Singapore reduces foreign worker quota in services sector

29 May 2019

Singapore announced in its 2019 budget that it will lower the percentage of foreign workers allowed in the services sector. Authorities are looking to reduce Singapore’s dependence on foreign labour. In his budget speech, Finance Minister Heng Swee Keat explained that, “relying on more and more foreign workers is not the long-term solution.” Mr. Heng did acknowledge that Singapore needs “a sustainable inflow of foreign workers to complement our workforce.”  

It’s important to note that these changes will only affect S Pass and Work Permit holders in the services sector. The foreign worker ratio for sectors such as construction and manufacturing will remain unchanged until further notice.

Additionally, there will be no changes for workers who hold Employment Passes, regardless of sector. Employment Pass workers are higher-level professionals who earn a fixed monthly salary of at least $3,600, whereas S Pass workers are classified as mid-level skilled staff who earn at least $2,300 per month.

Key changes explained

The government plans to tighten the foreign workforce quota by reducing the Dependency Ratio Ceiling (DRC) and the S Pass Sub-DRC. The DRC refers to the maximum ratio of foreign workers to the total workforce that a company is permitted to employ. The details of the changes are as follows:

  1. Dependency Ratio Ceiling: Beginning January 1, 2020, the DRC for the services sector will be reduced to 38 percent (from its current 40 percent) and further reduced to 35 percent on January 1, 2021.
  2. S Pass Sub-DRC: Beginning January 1, 2020, the S Pass Sub-DRC quota will be reduced from to 13 percent (from its current 15 percent) and to 10 percent on January 1, 2021.

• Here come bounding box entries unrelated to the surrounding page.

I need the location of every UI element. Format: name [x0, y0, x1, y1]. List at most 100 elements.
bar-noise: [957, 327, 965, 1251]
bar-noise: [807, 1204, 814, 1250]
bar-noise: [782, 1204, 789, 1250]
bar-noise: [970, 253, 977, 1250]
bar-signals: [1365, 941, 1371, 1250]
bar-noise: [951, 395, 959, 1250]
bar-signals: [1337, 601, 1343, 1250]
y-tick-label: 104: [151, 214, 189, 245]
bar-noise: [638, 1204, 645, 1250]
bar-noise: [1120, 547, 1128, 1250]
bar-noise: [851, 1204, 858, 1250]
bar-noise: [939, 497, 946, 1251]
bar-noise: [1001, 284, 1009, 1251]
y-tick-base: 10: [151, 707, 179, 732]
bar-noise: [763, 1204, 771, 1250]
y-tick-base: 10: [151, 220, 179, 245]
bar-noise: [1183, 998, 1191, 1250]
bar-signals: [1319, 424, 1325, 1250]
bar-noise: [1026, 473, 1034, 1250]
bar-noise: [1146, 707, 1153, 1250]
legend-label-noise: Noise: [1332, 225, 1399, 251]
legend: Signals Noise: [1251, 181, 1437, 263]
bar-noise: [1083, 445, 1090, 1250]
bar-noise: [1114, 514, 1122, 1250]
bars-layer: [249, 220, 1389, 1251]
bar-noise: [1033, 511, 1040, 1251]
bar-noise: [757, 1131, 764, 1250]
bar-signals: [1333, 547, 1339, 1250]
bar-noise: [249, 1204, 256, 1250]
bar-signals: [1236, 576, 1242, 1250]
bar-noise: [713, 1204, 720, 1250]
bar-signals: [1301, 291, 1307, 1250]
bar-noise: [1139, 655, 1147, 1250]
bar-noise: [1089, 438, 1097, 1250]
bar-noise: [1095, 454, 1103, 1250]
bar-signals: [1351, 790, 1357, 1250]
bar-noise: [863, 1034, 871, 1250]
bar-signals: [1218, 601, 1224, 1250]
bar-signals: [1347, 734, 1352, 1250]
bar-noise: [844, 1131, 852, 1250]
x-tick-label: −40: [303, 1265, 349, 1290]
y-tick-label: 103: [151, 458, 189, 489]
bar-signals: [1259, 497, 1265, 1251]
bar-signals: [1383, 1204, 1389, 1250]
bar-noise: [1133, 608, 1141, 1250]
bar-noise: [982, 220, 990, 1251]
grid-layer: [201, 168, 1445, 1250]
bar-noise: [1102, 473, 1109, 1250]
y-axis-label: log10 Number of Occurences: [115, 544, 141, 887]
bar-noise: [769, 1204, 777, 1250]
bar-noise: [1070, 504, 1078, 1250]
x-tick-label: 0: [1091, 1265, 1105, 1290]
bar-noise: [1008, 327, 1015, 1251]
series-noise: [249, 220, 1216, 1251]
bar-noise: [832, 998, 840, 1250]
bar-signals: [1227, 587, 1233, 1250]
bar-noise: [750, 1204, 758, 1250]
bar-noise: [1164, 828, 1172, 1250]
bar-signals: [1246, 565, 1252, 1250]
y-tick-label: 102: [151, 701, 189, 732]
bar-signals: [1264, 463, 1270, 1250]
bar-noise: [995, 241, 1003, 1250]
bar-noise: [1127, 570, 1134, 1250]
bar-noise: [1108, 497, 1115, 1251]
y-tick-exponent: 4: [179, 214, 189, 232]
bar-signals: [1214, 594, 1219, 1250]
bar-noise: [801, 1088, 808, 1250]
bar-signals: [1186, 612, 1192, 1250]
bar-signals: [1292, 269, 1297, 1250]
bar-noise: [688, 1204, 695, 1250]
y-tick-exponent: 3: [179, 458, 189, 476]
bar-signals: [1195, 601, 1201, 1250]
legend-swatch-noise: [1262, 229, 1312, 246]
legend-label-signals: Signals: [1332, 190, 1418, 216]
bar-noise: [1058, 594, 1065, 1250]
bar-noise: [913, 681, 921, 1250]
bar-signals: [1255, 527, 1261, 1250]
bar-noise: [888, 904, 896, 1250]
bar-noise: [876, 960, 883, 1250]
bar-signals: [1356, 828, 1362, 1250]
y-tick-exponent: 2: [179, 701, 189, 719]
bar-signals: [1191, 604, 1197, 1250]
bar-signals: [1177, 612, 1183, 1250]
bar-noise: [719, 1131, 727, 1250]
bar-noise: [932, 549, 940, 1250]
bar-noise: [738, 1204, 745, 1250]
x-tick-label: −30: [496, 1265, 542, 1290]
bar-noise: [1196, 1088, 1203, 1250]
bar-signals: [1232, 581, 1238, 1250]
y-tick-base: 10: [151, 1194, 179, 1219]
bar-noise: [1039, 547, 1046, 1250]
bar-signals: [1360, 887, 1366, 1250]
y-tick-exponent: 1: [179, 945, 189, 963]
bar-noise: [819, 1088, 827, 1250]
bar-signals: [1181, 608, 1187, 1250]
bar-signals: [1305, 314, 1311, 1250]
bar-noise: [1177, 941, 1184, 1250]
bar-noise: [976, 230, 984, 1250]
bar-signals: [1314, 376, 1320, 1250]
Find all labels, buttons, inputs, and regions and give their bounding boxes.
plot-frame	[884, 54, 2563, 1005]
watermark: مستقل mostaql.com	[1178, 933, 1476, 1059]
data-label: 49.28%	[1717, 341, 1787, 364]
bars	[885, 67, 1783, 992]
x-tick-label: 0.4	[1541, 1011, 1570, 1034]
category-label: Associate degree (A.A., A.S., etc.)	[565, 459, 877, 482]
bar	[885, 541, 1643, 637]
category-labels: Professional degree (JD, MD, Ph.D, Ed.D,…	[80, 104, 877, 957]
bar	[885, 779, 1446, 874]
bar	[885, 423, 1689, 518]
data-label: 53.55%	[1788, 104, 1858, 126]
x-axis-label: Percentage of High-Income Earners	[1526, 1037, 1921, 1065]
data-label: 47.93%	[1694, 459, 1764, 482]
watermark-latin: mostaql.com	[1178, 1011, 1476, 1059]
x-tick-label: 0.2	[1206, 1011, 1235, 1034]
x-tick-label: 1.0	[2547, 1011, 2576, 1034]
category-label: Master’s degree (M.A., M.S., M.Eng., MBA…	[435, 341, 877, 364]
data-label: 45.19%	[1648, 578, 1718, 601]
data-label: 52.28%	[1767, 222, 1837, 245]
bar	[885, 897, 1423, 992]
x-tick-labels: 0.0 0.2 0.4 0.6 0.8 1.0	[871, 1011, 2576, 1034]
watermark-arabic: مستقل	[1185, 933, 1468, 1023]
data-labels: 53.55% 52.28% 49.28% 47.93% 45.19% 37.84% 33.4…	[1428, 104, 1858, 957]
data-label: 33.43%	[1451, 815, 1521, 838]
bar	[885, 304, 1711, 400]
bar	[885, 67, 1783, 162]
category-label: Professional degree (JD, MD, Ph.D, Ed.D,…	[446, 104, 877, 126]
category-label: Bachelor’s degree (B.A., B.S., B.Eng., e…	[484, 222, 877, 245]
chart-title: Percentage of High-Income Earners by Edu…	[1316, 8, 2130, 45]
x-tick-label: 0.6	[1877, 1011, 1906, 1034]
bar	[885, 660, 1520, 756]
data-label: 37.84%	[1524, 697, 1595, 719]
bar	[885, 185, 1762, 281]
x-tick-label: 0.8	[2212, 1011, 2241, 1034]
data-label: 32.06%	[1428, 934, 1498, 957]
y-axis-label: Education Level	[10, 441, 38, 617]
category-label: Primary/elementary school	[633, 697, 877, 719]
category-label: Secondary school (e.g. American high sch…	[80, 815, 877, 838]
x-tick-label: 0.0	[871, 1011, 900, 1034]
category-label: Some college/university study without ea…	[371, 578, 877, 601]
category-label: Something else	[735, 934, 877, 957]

One of the primary reasons for this change is the rapid growth of S Pass and Work Permit holders within the services sector. Rising at a rate of roughly 3 percent per year, S Pass growth in 2018 was the highest it’s been in five years — a trend that the government believes is unsustainable.

Significance of the changes for employers

Once these policy changes go into effect, employers will not be able to renew S Passes or Work Permits for foreign workers if they have exceeded the newly revised limits. However, in the event the number of S Pass or Work Permit holders does exceed the newly allotted limit, companies will be able to retain the foreign employees until their permits expire.

Because affected firms may need to begin hiring more local manpower, they may need to invest in the retraining of employees while simultaneously working to revamp processes and redesign jobs.

To help firms adjust to the new policies, the Government has decided extend and enhance several support programs, including the Enterprise Development Grant (EDG) and the Productivity Solutions Grant (PSG), among others. Both the EDG and PSG will be extended through March 31, 2023, and will continue to provide enterprises with up to 70 percent government funding.

Will this change affect your business?

Because these changes only affect the services sector, it’s important to know whether or not your company falls under this umbrella. A company is considered part of the services sector if it has registered any of the following as its principle business activity:

  • Finance, insurance, real estate and business services
  • Transport, storage, and communications services
  • Commerce (retail and wholesale trade)
  • Community, social and personal services (excluding domestic workers)
  • Hotels, restaurants, coffee shops, food courts and other approved food establishments (excluding food stalls or hawker stalls)

It is likely that the government will continue to tighten the foreign worker ratio in other sectors in the coming years. The last reduction took place in 2013, and was due in large part to a public outcry over immigration as the cause for overcrowding and high living costs.

Employers should also note that Singapore authorities are not simply focused on lower-level positions in the service industry. One Singapore lawmaker suggested after the budget speech that “the S Pass system be structured such that companies that have more local workers at mid- to high-wage levels and are able to demonstrate a high value contribution to the economy be given more S Passes.”

As the primary reason for the workforce-quota adjustment is to promote “good jobs and opportunities” for Singaporeans, the government may in the future also adjust quotas for higher-level workers who hold Employment Passes.